I always loved the Elderflower Juice drink from Ikea, so I though I would make a wine with it and see what happens. Tonight we cracked open the first bottle (which was bottled in September) and it got really good reviews from the family so I thought I would share the recipe. The final result for me was semi-sweet with a unique flavor that reminds me of bosc pear and pineapple.

This is for 1 gallon:
2 500mL bottles of IKEA Elderflower Juice
1 lemon
GoFerm
FermaidO
1/2tsp grape tannin (mine is generic from my LHBS, so it's not too strong)
white sugar
BM 4x4 yeast

I treated this like a mead owing to the lack of actual fruit or nutrients, and used a TOSNA-2 nutrient addition schedule.

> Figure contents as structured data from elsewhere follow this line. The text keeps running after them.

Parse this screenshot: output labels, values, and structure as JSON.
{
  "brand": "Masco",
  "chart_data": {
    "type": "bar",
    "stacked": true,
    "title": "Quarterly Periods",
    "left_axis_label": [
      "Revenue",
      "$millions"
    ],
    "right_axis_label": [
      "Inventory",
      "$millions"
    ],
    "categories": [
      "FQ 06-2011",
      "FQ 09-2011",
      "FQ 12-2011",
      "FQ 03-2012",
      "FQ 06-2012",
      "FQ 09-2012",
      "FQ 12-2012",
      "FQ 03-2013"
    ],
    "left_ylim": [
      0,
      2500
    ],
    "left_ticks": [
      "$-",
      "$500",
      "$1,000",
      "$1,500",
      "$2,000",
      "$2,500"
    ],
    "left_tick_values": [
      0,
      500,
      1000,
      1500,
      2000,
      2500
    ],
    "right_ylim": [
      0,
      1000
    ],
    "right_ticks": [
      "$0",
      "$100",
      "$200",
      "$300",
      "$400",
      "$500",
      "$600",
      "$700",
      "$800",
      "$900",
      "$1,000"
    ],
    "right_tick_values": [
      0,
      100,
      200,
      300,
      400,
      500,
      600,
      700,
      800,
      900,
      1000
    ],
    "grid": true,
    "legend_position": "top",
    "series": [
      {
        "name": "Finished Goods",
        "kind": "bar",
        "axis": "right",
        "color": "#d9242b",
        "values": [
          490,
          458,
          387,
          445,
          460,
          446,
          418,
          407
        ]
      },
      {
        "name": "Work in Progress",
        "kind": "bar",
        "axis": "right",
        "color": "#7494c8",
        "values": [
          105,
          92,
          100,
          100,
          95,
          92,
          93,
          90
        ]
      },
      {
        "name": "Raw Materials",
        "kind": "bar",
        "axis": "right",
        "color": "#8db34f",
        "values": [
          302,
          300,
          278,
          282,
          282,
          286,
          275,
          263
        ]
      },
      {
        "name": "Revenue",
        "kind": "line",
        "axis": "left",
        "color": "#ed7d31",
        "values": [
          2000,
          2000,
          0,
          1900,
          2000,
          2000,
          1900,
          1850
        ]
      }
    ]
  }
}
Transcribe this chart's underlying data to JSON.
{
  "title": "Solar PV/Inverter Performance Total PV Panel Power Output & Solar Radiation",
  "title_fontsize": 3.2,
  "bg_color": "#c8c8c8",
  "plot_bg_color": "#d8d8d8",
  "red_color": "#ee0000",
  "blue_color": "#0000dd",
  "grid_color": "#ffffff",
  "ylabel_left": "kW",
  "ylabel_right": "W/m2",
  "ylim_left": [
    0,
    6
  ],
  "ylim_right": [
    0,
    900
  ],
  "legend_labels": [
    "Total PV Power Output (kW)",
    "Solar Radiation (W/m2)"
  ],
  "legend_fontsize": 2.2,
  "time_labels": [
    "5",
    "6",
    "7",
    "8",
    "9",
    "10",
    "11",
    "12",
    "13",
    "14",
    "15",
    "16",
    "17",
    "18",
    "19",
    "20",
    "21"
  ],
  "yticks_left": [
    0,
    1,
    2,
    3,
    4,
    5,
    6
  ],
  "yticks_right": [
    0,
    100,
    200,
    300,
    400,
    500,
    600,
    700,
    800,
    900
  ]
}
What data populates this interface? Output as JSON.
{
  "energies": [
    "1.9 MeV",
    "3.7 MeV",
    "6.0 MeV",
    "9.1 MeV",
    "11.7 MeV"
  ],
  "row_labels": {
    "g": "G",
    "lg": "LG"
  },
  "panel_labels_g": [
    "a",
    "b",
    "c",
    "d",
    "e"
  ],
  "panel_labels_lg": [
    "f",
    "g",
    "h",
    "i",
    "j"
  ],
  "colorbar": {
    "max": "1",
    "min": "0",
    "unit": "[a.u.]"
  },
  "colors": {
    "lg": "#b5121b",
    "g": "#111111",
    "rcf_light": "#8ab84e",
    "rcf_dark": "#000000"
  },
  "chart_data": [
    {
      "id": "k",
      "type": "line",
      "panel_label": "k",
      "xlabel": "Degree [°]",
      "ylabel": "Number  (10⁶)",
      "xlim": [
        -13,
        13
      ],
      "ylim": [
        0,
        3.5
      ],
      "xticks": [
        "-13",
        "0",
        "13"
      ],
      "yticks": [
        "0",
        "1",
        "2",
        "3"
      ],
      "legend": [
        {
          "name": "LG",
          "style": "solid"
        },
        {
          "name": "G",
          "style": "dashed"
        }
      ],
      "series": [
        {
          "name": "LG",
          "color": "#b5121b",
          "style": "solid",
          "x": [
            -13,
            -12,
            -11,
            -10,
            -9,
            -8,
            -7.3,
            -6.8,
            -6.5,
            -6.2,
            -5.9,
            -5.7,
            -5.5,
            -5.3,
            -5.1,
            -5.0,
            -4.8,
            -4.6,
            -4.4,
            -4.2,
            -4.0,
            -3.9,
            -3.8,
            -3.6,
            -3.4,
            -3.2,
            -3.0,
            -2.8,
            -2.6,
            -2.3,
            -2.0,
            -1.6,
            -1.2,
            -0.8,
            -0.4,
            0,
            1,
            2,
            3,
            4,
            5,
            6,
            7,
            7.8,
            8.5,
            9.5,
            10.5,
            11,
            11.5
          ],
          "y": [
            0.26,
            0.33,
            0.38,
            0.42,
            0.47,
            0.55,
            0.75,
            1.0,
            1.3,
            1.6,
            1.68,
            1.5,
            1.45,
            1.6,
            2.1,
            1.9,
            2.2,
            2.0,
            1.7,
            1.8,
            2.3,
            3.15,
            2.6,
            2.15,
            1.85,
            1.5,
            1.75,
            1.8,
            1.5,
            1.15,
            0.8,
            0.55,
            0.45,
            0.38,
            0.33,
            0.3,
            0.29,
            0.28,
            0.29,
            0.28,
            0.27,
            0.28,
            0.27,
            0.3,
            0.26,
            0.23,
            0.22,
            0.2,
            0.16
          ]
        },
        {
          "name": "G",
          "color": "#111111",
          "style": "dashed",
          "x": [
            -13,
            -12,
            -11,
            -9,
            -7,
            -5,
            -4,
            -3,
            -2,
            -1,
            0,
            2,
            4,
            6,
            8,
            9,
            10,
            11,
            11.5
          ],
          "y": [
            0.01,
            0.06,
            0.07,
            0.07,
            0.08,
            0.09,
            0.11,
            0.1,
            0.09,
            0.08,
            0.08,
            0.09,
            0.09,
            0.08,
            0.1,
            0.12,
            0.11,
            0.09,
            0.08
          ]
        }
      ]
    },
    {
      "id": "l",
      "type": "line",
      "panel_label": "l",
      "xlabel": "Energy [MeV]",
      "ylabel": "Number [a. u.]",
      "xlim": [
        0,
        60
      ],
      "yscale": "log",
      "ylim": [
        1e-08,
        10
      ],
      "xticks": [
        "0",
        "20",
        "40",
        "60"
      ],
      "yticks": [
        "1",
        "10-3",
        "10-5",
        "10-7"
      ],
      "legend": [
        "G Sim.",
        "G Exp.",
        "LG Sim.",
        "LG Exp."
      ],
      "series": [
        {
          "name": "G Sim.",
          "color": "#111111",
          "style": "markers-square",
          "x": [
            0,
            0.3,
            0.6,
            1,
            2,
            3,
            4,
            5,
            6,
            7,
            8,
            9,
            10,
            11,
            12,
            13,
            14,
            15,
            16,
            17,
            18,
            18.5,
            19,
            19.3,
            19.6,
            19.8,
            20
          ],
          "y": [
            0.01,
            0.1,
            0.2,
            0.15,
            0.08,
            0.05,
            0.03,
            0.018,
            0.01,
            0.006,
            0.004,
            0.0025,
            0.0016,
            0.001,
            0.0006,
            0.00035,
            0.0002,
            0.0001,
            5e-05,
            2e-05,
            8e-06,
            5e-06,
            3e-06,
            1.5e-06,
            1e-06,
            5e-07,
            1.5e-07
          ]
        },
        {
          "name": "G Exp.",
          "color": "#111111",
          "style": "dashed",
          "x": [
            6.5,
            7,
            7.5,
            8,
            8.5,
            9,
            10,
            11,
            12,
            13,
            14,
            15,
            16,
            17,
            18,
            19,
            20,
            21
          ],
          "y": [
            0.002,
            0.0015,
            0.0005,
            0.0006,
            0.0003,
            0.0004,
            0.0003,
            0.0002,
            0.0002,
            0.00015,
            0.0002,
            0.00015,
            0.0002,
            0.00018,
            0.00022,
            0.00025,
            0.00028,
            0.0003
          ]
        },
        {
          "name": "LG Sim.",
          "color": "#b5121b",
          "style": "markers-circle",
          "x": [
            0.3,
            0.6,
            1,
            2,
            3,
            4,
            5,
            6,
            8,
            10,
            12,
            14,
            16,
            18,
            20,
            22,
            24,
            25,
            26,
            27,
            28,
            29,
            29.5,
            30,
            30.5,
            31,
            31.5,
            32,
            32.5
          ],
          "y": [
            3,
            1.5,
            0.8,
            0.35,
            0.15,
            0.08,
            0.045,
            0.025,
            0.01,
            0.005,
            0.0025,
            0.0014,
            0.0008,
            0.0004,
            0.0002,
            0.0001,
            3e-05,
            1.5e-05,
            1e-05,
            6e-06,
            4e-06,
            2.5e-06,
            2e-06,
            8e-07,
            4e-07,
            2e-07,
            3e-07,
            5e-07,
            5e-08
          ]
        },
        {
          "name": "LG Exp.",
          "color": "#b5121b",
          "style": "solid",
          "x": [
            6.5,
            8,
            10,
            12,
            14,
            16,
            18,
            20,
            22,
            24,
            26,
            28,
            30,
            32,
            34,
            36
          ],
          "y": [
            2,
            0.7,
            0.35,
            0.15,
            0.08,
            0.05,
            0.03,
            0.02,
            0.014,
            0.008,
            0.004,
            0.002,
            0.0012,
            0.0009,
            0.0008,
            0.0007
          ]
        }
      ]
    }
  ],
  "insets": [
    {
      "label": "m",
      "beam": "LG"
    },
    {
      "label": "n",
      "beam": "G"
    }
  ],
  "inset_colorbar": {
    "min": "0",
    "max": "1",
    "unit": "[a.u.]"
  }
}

Rehydrate yeast in cup with warm water and GoFerm as per instructions
Take 1 (*one*) bottle of elderflower juice and add to fermentation bucket
Add 3L spring water, mix thoroughly
Add sugar to SG 1.090
Add juice of the lemon (do not add the zest/rind)
Add additional water up to 132oz
Pitch the yeast
Add nutrients according to TOSNA-2 schedule
Rack when SG is 1.020
When SG stabilizes below 1.000 (mine was 0.995) for a week, rack again
Degas and add grape tannin and kmeta
Once cleared, backsweeten with the other bottle of elderflower juice (I ended up using about 1/3rd the bottle IIRC) and add ksorbate.
Leave in carboy for a week to make sure it's still clear, then bottle

If you wanted to do this as a dry or semi-dry, I would add both bottles of elderflower juice to the primary and then use simple syrup to backsweeten if needed since the juice can have a certain cloyingness to it that wouldn't work in a drier wine. I would also add the lemon juice in secondary instead of primary since backsweetening with the juice adds acidity as well.


----------



## salcoco (Jan 30, 2019)

https://winemaking.jackkeller.net/index.asp contains a recipe for elderflower wine . it suggest using real flowers. I have made one using dried elderfoweers that did well in last year's wine competition.


----------



## tradowsk (Jan 30, 2019)

Yeah this is definitely not the traditional elderflower wine, much less floral. But it's a good cheap porch sipper that quick to make


----------



## tradowsk (Apr 16, 2019)

Bottled this in September 2018 and cracked open a bottle over the weekend, and wow was I surprised! It tasted nothing like elderflower, but rather an almost jolly rancher-like green apple with bosc pear and citrus notes. Was really tasty and well-balanced and, like I said, an unexpected.


----------